Hello: I have been stuck for weeks trying to figure out what I did wrong. I keep getting error messages such as
“dZ = relu_backward…”, “dZ[Z<=0] = 0”
and “too many indices for array”
Thank you in advance for any help.
Hello: I have been stuck for weeks trying to figure out what I did wrong. I keep getting error messages such as
“dZ = relu_backward…”, “dZ[Z<=0] = 0”
and “too many indices for array”
Thank you in advance for any help.
This is a common place to get stuck. Here is another recent thread with some suggestions about how to approach this.
If the material on that thread doesn’t shed any light, then the next step is for you to show us the full exception trace you are seeing, just as the student did on that other thread. Having more context will allow us to give more specific help.
Thank you for your prompt reply.
I have dA1, dW2 and db2 right;
dA0, dW1 and db1, no.
Here is the error message.
IndexError Traceback (most recent call last)
in
1 t_AL, t_Y_assess, t_caches = L_model_backward_test_case()
----> 2 grads = L_model_backward(t_AL, t_Y_assess, t_caches)
3
4 print("dA0 = " + str(grads[‘dA0’]))
5 print("dA1 = " + str(grads[‘dA1’]))
in L_model_backward(AL, Y, caches)
114 if l >= 0:
115 current_cache = caches[l+1]
→ 116 dA_prev_temp, dW_temp, db_temp = linear_activation_backward(“dA” + str(l+1), current_cache, activation=“relu”)
117 grads[“dA” + str(l)] = dA_prev_temp
118 grads[“dW” + str(l+1)] = dW_temp
in linear_activation_backward(dA, cache, activation)
22 # dA_prev, dW, db = …
23 # YOUR CODE STARTS HERE
—> 24 dZ = relu_backward(dA, activation_cache)
25 dA_prev, dW, db = linear_backward(dZ, linear_cache)
26 # YOUR CODE ENDS HERE
~/work/release/W4A1/dnn_utils.py in relu_backward(dA, cache)
54
55 # When z <= 0, you should set dz to 0 as well.
—> 56 dZ[Z <= 0] = 0
57
58 assert (dZ.shape == Z.shape)
IndexError: too many indices for array
Why do you need that condition “if l >= 0
”? Print the value of l and you should see that it will never be less than 0.
I think the problem is exactly with that indexing. Notice that the way you have written the code, you will never access caches[0]

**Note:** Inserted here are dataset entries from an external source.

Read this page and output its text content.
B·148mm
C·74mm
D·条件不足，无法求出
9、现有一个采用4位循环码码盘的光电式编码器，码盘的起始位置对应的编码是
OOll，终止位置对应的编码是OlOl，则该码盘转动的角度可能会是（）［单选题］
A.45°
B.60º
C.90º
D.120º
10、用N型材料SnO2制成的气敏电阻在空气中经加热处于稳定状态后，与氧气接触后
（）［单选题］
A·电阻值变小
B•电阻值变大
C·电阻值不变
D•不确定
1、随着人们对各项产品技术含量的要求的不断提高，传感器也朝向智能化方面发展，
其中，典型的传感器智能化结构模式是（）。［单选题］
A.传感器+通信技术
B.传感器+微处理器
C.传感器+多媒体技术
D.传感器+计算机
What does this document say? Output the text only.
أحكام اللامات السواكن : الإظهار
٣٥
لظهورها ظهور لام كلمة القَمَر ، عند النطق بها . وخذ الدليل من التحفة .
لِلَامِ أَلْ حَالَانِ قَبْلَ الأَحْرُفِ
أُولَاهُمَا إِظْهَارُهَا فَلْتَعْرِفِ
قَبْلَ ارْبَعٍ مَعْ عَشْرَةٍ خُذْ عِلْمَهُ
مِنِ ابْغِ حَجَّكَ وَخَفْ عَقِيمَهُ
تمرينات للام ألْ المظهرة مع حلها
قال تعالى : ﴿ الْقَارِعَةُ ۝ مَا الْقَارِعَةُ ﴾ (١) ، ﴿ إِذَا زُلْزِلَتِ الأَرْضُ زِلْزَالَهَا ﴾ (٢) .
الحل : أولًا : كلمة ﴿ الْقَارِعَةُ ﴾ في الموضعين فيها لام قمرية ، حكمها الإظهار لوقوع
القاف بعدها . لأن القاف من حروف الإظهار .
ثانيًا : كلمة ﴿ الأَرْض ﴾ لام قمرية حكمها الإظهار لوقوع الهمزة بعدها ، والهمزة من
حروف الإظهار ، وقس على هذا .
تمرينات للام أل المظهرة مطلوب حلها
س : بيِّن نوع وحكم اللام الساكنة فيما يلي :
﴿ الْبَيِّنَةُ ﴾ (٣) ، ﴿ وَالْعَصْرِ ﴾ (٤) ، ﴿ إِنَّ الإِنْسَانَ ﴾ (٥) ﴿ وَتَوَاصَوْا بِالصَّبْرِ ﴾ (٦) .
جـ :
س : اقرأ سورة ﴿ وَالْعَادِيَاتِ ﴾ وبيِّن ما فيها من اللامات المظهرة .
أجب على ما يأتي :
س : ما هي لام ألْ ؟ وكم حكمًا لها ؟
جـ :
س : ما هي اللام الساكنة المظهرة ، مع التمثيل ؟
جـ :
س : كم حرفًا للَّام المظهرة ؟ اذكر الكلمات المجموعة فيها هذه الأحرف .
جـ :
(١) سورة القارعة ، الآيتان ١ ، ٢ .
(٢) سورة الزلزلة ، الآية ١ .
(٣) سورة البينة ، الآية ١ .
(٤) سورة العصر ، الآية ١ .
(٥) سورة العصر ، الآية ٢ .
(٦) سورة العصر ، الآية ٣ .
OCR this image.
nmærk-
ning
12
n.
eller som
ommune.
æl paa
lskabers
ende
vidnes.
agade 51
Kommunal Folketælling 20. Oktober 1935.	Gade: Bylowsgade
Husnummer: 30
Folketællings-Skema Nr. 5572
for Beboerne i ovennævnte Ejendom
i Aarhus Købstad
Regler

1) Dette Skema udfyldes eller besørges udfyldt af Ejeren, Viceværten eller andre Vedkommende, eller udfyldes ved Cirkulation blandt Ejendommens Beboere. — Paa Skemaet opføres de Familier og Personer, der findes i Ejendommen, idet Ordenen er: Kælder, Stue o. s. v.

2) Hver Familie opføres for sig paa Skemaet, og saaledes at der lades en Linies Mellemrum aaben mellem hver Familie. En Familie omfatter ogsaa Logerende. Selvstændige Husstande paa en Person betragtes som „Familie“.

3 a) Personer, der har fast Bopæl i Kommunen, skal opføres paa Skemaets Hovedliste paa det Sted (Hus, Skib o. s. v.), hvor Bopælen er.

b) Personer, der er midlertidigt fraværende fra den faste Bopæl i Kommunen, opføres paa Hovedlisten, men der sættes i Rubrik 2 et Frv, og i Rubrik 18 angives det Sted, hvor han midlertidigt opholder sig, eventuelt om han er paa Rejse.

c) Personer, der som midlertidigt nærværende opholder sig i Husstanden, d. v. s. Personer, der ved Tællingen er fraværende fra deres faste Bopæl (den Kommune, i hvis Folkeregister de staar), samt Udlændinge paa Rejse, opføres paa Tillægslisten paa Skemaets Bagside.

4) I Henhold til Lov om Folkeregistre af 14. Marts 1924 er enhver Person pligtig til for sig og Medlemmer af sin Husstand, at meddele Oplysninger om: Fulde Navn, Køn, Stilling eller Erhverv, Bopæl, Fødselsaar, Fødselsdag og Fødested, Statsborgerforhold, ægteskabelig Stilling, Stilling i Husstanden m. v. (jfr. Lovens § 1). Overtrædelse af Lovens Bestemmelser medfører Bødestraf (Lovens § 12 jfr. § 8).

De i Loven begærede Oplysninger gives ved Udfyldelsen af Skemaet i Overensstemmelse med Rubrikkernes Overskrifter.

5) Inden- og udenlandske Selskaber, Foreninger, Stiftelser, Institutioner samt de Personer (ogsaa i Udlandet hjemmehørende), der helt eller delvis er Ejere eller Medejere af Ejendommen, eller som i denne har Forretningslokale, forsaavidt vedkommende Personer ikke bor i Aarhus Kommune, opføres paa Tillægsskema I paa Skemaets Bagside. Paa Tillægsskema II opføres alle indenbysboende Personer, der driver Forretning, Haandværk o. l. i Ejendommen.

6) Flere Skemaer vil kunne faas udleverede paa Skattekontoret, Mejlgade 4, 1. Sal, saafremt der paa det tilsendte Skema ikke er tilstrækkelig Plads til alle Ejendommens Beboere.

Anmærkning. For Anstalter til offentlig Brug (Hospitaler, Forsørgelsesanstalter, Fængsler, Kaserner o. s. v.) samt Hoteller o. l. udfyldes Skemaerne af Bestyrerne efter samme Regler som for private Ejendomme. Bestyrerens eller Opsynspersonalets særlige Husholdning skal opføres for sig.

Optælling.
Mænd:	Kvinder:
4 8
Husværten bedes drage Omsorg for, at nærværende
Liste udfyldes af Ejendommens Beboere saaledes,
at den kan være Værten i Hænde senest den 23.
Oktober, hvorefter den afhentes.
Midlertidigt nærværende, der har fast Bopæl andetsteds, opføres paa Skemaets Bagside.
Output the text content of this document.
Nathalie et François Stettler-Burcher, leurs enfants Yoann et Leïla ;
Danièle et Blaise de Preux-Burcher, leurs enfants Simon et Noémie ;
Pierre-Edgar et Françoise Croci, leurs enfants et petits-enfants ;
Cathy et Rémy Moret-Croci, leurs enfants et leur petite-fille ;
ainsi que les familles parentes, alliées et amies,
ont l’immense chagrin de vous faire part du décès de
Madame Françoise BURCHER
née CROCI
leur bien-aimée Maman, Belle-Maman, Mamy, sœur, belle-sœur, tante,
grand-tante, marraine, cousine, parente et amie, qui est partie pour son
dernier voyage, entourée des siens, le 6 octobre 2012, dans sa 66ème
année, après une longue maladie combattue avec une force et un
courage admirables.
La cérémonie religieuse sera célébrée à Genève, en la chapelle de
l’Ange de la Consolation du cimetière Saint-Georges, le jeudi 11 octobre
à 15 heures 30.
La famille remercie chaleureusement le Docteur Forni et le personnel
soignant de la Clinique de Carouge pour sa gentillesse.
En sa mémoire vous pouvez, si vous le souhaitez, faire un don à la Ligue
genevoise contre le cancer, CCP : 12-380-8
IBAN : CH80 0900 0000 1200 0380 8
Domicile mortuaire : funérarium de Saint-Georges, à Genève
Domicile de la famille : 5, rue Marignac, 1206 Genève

, right? Remember that indexing in python is 0-based, so if there are two layers that we call layer 1 (hidden layer) and layer 2 (output layer), then the cache entries are caches[0]
and caches[1]
, right?
I understand your point. I don’t need this instruction.
Thje error message is the same with or without it
exactly, caches 0 and 1.
And does fixing the way you index caches
cure the problem?
No, it doesn’t
Is there any difference in the exception trace you get?
Have you done the “dimensional analysis” on the test case? How many layers are there and what are the shapes? Your error shows that the dA and the cache do not match, so you need to figure out how that happened.
Ok. I am looking into it. Thanks
I found my error. Thanks a million!
That’s great news! Onward!